Çocukluk Hikayesi, Amerikan Futboluyla Sınavımız



Bir resim hayal edin. Küçük bir mahalle içinde her renkten insanın bulunduğu. Doğusundan Batısına, Kuzeyinde Güneyine. Herkesin bir birini tanıdığı sokağa çıkınca selam vererek gezdiğiniz. Büyüklerin kafanızı okşayıp size ceplerinde taşıdıkları şeker dağıttığı. Karnımızın acıktığında arkadaşlarınızla emekli öğretmen Sevim teyzenin kapısı çalıp, acıktığımızı söyleyince, evde ne varsa onlardan bize ekmek arası bir şeyler hazırlayıp verdiği.
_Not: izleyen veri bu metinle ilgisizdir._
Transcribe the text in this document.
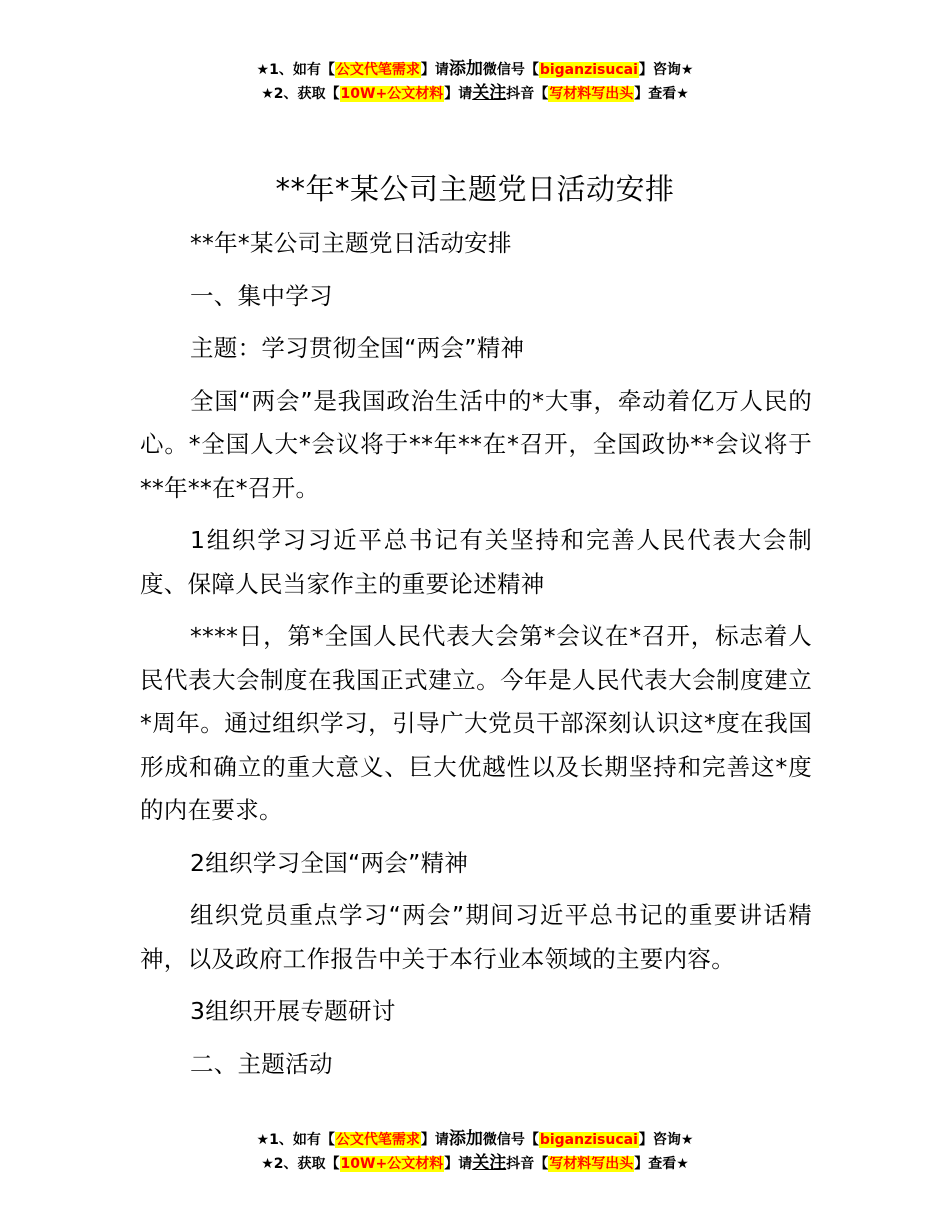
★1、如有【公文代笔需求】请添加微信号【biganzisucai】咨询★
★2、获取【10W+公文材料】请关注抖音【写材料写出头】查看★
**年*某公司主题党日活动安排

**年*某公司主题党日活动安排

一、集中学习

主题：学习贯彻全国“两会”精神

全国“两会”是我国政治生活中的*大事，牵动着亿万人民的心。*全国人大*会议将于**年**在*召开，全国政协**会议将于**年**在*召开。

1组织学习习近平总书记有关坚持和完善人民代表大会制度、保障人民当家作主的重要论述精神

****日，第*全国人民代表大会第*会议在*召开，标志着人民代表大会制度在我国正式建立。今年是人民代表大会制度建立*周年。通过组织学习，引导广大党员干部深刻认识这*度在我国形成和确立的重大意义、巨大优越性以及长期坚持和完善这*度的内在要求。

2组织学习全国“两会”精神

组织党员重点学习“两会”期间习近平总书记的重要讲话精神，以及政府工作报告中关于本行业本领域的主要内容。

3组织开展专题研讨

二、主题活动

★1、如有【公文代笔需求】请添加微信号【biganzisucai】咨询★
★2、获取【10W+公文材料】请关注抖音【写材料写出头】查看★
Bakkal Abdullah amcadan cebimizdeki paraları birleştirip aldığımız gazozların yanına "buda benden olsun" diye çikolataları elimize tutuşturduğu, sokağın kaldırımına oturup kahkahalarla karımızı doyurup, eğlene bildiğimiz küçücük bir mahalleydi. Yazın sokakta geçerdi ömrümüz. Arkadaşlarla toplanıp sabahtan akşama kadar top oynayıp, hava karamaya başlayınca da kızlı, erkekli karış saklambaç oynardık. Aile büyüklerinden biri "Hadi çocuklar geç oldu evlere" deyince oflayarak, püfleyerek de olsa da evlerimize giderdik. Zaman nasıl geçerdi. Hiç bilmezdik. Bir günümüz o kadar dolu dolu geçerdi ki. Hiç unutmam hala o günleri, çocukluğumuzu. Hala o günlerden kalma bazı izleri vücudumda taşırım.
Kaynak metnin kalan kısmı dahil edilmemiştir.